I have searched the web for this answer and now must ask a community. Hello community. So say i can choose n
items out of a numbered list no higher than k
. So if i could choose 2 items from a list of 10 (1 - 10) then i would 100 possibilities. The probability, obviously, is 1/100.
Now things get tricky...,
There exists a constraint that the numbers must be in natural ordering. This is where i am getting to my first problem. I do not know how to calculate this (i have referenced several online combinatorics guides, they never seem to touch on this case). So if there is natural order required and n = 2
and k = 10
i will have to provide the probability i could guess the correct answer. This has been provided for me (this is not homework, this is my own self studying, but i am stumped!) which is 1/55
. 45 of the answers ({3, 2}, {7, 1}, ... etc, since 7 comes after 1, its not in natural ordering) are not allowed. So how would i calculate such this probability?

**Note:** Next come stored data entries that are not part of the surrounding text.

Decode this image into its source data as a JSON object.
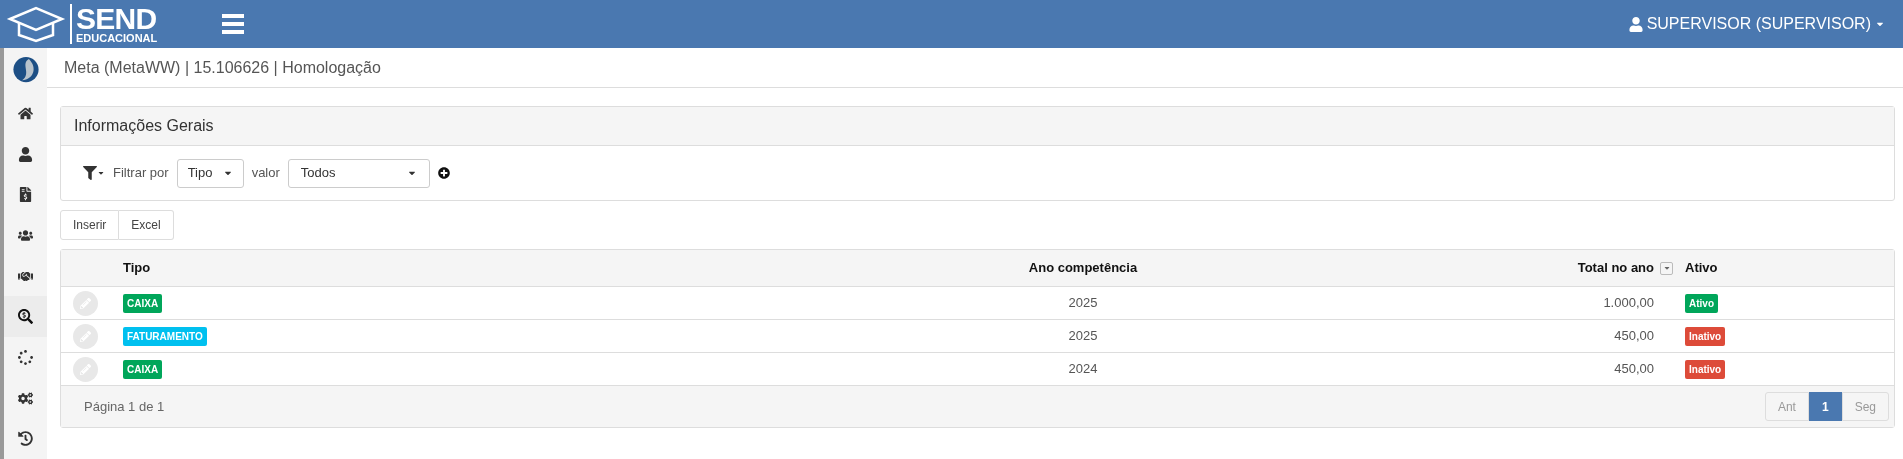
{
  "header": {
    "logo_title": "SEND",
    "logo_subtitle": "EDUCACIONAL",
    "user": "SUPERVISOR (SUPERVISOR)"
  },
  "sidebar": {
    "items": [
      {
        "kind": "home",
        "selected": false
      },
      {
        "kind": "user",
        "selected": false
      },
      {
        "kind": "invoice",
        "selected": false
      },
      {
        "kind": "users",
        "selected": false
      },
      {
        "kind": "handshake",
        "selected": false
      },
      {
        "kind": "search-money",
        "selected": true
      },
      {
        "kind": "spinner",
        "selected": false
      },
      {
        "kind": "gears",
        "selected": false
      },
      {
        "kind": "history",
        "selected": false
      }
    ]
  },
  "breadcrumb": "Meta (MetaWW) | 15.106626 | Homologação",
  "panel": {
    "title": "Informações Gerais",
    "filter_label": "Filtrar por",
    "filter_field": "Tipo",
    "value_label": "valor",
    "value_field": "Todos"
  },
  "actions": [
    "Inserir",
    "Excel"
  ],
  "table": {
    "columns": [
      "Tipo",
      "Ano competência",
      "Total no ano",
      "Ativo"
    ],
    "rows": [
      {
        "tipo": "CAIXA",
        "color": "#00a65a",
        "ano": "2025",
        "total": "1.000,00",
        "status": "Ativo",
        "active": true
      },
      {
        "tipo": "FATURAMENTO",
        "color": "#00c0ef",
        "ano": "2025",
        "total": "450,00",
        "status": "Inativo",
        "active": false
      },
      {
        "tipo": "CAIXA",
        "color": "#00a65a",
        "ano": "2024",
        "total": "450,00",
        "status": "Inativo",
        "active": false
      }
    ],
    "footer": "Página 1 de 1",
    "pagination": [
      {
        "label": "Ant",
        "selected": false
      },
      {
        "label": "1",
        "selected": true
      },
      {
        "label": "Seg",
        "selected": false
      }
    ]
  }
}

The second problem is what if i need to not only have natural ordering, but repetitions are not allowed? Then how would calculate that???
Now i am not just coming here as my first attempt. I have spent about 2 hours googling key words and reading articles trying to find such answers. I keep running into the same 4 problems/answers (Permutation: order matters, does not matter (not referring to natural ordering
) and Combination: Repetitions allowed, not allowed (but not combined in my case!)